I have hard time to explain this in plain words, but I think it should be relatively obvious from code. Maybe it's easiest to explain with example. Suppose we have distribution [0.1, 0.4, 0.4, 0.1]. Cumulative version (when we add sum of all previous items to the current item) will look like this: [0.1, 0.5, 0.9, 1]. Now we generate random number in range 0 to 1. It's distribution is uniform, so any value is equally likely.

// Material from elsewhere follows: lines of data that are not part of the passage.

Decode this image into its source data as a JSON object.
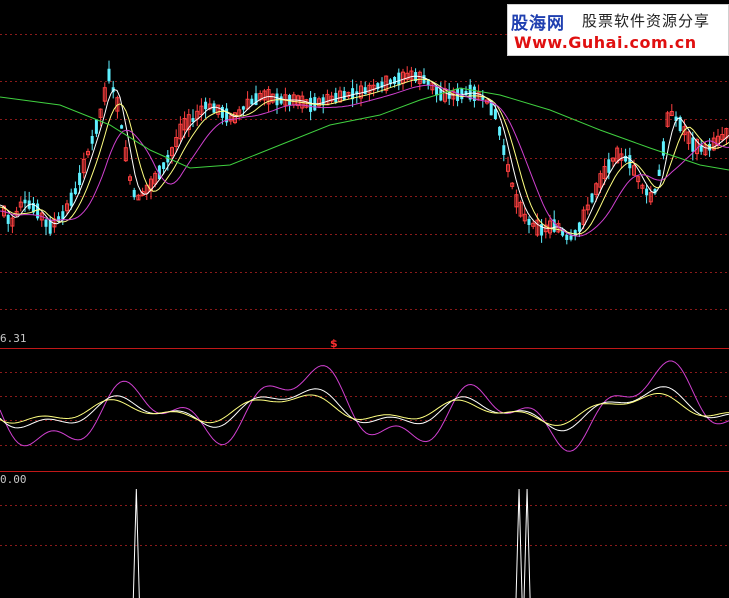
{
  "watermark": {
    "brand": "股海网",
    "tagline": "股票软件资源分享",
    "url": "Www.Guhai.com.cn"
  },
  "colors": {
    "background": "#000000",
    "grid": "#8b1a1a",
    "separator": "#c01818",
    "candle_up": "#ff4040",
    "candle_down": "#5ff0ff",
    "ma_fast": "#ffffff",
    "ma_mid": "#ffff80",
    "ma_slow": "#d040d0",
    "ma_long": "#40d040",
    "osc_line": "#d040d0",
    "signal": "#ffffff",
    "marker": "#ff3030"
  },
  "chart_data": [
    {
      "type": "candlestick",
      "panel": "price",
      "grid": true,
      "note": "Daily candlesticks with white, yellow, magenta and green moving averages; axis values not printed"
    },
    {
      "type": "line",
      "panel": "oscillator",
      "top_label": "6.31",
      "marker": "$",
      "series_colors": [
        "#d040d0",
        "#ffffff",
        "#ffff80"
      ]
    },
    {
      "type": "bar",
      "panel": "signal",
      "top_label": "0.00",
      "spikes_at_fraction": [
        0.187,
        0.712,
        0.723
      ]
    }
  ]
}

What's the probablity it will be in range 0-0.1? 0.1. And in range 0.1-0.5? 0.4. So you see that probability uniformely distributed 0-1 number will be in given range is exactly the same as we had in our probability distribution array.
像这样使用:
var result = Choice(Enumerable.Range(0, 5).ToArray(), 3, new double[] {0.01, 0.01, 0.48, 0.48, 0.02}).ToArray();
将导致:
[3,3,3] //
[2,3,2] // most often result with contain 2 and 3, because they both have 0.48 probablity and the rest elements have just 0.01
[1,3,2] // very rare other elements will appear
如果您需要不重复的版本-也可以对此代码稍作修改.
If you need version without repeats - it's also possible with slight modifications to this code.
如果您需要一项,请使用size = 1
调用上述函数,或者为了方便起见创建重载.如果要传递单个整数而不是序列,则相同:
If you need one item - call above function with size = 1
or create overload for convenience. Same if you want to pass single integer instead of sequence:
static T Choice<T>(IList<T> sequence, double[] distribution) {
return Choice(sequence, 1, distribution).First();
}
static int Choice(int upTo, double[] distribution) {
return Choice(Enumerable.Range(0, upTo).ToArray(), distribution);
}
这篇关于具有非均匀分布的C#中的Python numpy.random.choice的文章就介绍到这了,希望我们推荐的答案对大家有所帮助,也希望大家多多支持IT屋!